Musings of a Dinosaur

A Family Doctor in solo private practice; I may be going the way of the dinosaur, but I'm not dead yet.

Saturday, August 30, 2008

Why is This Legal?

So I was talking with a lawyer the other night (briefing him about health care, actually) and the topic of "referrals" came up. He mentioned that when he as a lawyer is unable to help a client and makes a referral to another attorney, he gets paid by that attorney; either a flat rate or a percentage of any recovery made in the case. Routinely. It's how they do business. No one thinks twice about it.

Excuse me, but as a doctor we call that a kickback and/or fee-splitting. It's considered illegal, immoral, unethical and grounds for license revocation. Rep. Peter Stark of California has eponymous legislation that has now spawned three separate phases and untold reams of regulation that has drastically impacted the way doctors are legally permitted to do business. I recently read that at this point, even he agrees the entire exercise has been a waste of time and effort. [Thanks to Anon 8:54 for link]

Yet apparently lawyers pay each other for referrals all the time. Excuse me, Tim, but: un-F***ing-believable!

11 Comments:

At Sat Aug 30, 07:29:00 AM, Blogger Medblog Addict said...

Hey, quit talking bad about my dream job. When I first got out of law school, a PI attorney gave me a handful of his business cards and told me all I had to do was write my name on the back of his card, then send the potential client to his office. I’d get a referral fee if he took the case and made a recovery. I threw his business cards away, but ever since then, I thought that would be my dream job--I’d round up clients, refer them to other lawyers who did all the work, then just sit back and wait for the referral fees to come rolling in.

You left the "uck" out. Are you going soft, Dino? BTW, congrats on the paying writing gigs.

 
At Sat Aug 30, 09:09:00 AM, Blogger jen said...

Medblog, that set-up (paying a non-lawyer for the referral) is flat-out illegal (at least in states I know of). The attorney-to-attorney thing is theoretically tied to the fact that attorney 1 did some work to convince the client to hire an attorney, then advised on which attorney to hire. It's *supposed* to be tied to actual work done, not a standard referral percentage . . . .

 
At Sat Aug 30, 10:54:00 AM, Blogger #1 Dinosaur said...

Yeah, theotherone, so why is it not legal for me to determine that the care of a specialist is required, "do some work to convince" the patient to go to a particular specialist, but then not be allowed to collect a fee from the specialist? Is it because the patient pays me anyway? Does the referring attorney not charge the client for the time spent making the referral?

 
At Sat Aug 30, 12:43:00 PM, Anonymous Anonymous said...

Sounds like real estate brokers to me.

 
At Sat Aug 30, 02:02:00 PM, Anonymous Anonymous said...

#1 Dino...It is because the politicians who write the laws are lawyers!!!

 
At Sat Aug 30, 02:54:00 PM, Blogger Jon said...

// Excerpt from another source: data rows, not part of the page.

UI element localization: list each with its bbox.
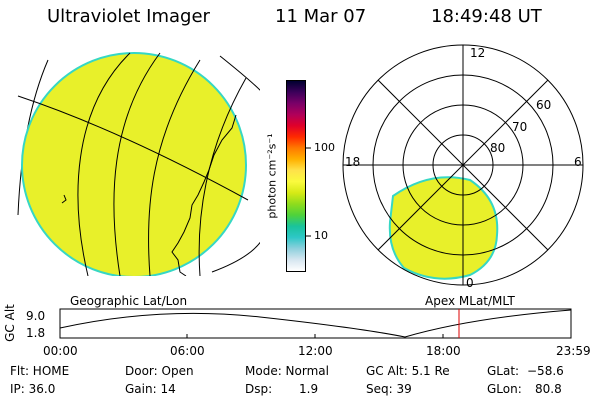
tick-1200: 12:00 <box>298 344 333 358</box>
status-gain: Gain: 14 <box>125 382 176 396</box>
status-dsp-value: 1.9 <box>299 382 319 396</box>
geographic-image-panel <box>17 52 260 276</box>
polar-label-0: 0 <box>466 276 474 290</box>
status-door: Door: Open <box>125 364 194 378</box>
colorbar-ticks <box>306 147 311 237</box>
timeline-ymin: 1.8 <box>26 326 46 340</box>
status-dsp-label: Dsp: <box>245 382 273 396</box>
polar-lat-70: 70 <box>512 120 528 134</box>
timeline-axis-title: GC Alt <box>3 304 17 342</box>
polar-label-12: 12 <box>470 46 486 60</box>
status-glat-value: −58.6 <box>527 364 564 378</box>
polar-plot <box>342 44 584 286</box>
status-seq: Seq: 39 <box>366 382 412 396</box>
polar-lat-80: 80 <box>490 141 506 155</box>
status-glon-label: GLon: <box>487 382 522 396</box>
polar-lat-60: 60 <box>536 98 552 112</box>
tick-0000: 00:00 <box>43 344 78 358</box>
status-glon-value: 80.8 <box>535 382 562 396</box>
polar-label-18: 18 <box>345 155 361 169</box>
altitude-curve <box>59 309 572 338</box>
geo-outer-curve-right <box>211 241 260 273</box>
tick-0600: 06:00 <box>170 344 205 358</box>
tick-1800: 18:00 <box>426 344 461 358</box>
colorbar-tick-10: 10 <box>314 229 328 242</box>
tick-2359: 23:59 <box>556 344 591 358</box>
instrument-title: Ultraviolet Imager <box>47 6 210 27</box>
altitude-timeline <box>59 308 572 339</box>
polar-label-6: 6 <box>574 155 582 169</box>
coastline <box>171 114 237 276</box>
status-flt: Flt: HOME <box>10 364 70 378</box>
timeline-ymax: 9.0 <box>26 309 46 323</box>
status-glat-label: GLat: <box>487 364 520 378</box>
apex-label: Apex MLat/MLT <box>425 294 515 308</box>
colorbar-unit-label: photon cm⁻²s⁻¹ <box>265 133 279 219</box>
colorbar <box>286 80 306 272</box>
observation-date: 11 Mar 07 <box>275 6 367 27</box>
geographic-label: Geographic Lat/Lon <box>70 294 188 308</box>
colorbar-tick-100: 100 <box>314 141 335 154</box>
status-mode: Mode: Normal <box>245 364 329 378</box>
aurora-disc-polar <box>388 176 499 280</box>
aurora-disc-geo <box>21 52 247 276</box>
observation-time: 18:49:48 UT <box>431 6 542 27</box>
geo-outer-curve-top <box>219 55 260 91</box>
status-ip: IP: 36.0 <box>10 382 56 396</box>
status-gc-alt: GC Alt: 5.1 Re <box>366 364 450 378</box>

Pine Baroness nailed it. Since lawywers make the laws, they make sure that the laws benefit THEM, yet make it illegal for the rest of us shmucks. I do find that very interesting.

 
At Sat Aug 30, 08:54:00 PM, Anonymous Anonymous said...

Stark article in Forbes

Wouldn't be this, would it?

 
At Sun Aug 31, 07:36:00 PM, Anonymous Anonymous said...

It's been my understanding ever since law school that fee-splitting, except where both lawyers actually do some work AND where the client consents -- is indeed unethical according to state codes of ethics for lawyers. Are you sure the lawyer wasn't just pulling your leg?

Kensington MD

 
At Mon Sep 01, 01:24:00 PM, Anonymous Anonymous said...

Other things about medicine versus law is that lawyers get paid for phone advice, doctors and their ilk do not. Another thing is that dentists can bill and get paid for the balance left after insurance and doctors cannot.

 
At Thu Sep 04, 09:59:00 AM, Blogger jen said...

so why is it not legal for me to determine that the care of a specialist is required, "do some work to convince" the patient to go to a particular specialist, but then not be allowed to collect a fee from the specialist? Is it because the patient pays me anyway? Does the referring attorney not charge the client for the time spent making the referral?

You're probably right that part of it is this sort of fee-splitting happens with contigent fee (no money up front) cases, so the originating attorney isn't going to get anything directly from the client. That doesn't by itself justify a *big* fee-split in a big case.

My best guess is that attorneys got to write their own ethics rules, and either doctors wrote different rules for themselves or different rules were imposed on the doctors . . . .

 
At Sun Sep 07, 11:43:00 AM, Blogger ANATOTITAN said...

Well, the reason it is "legal," should be self evident. The laws are made by lawyers. DUH.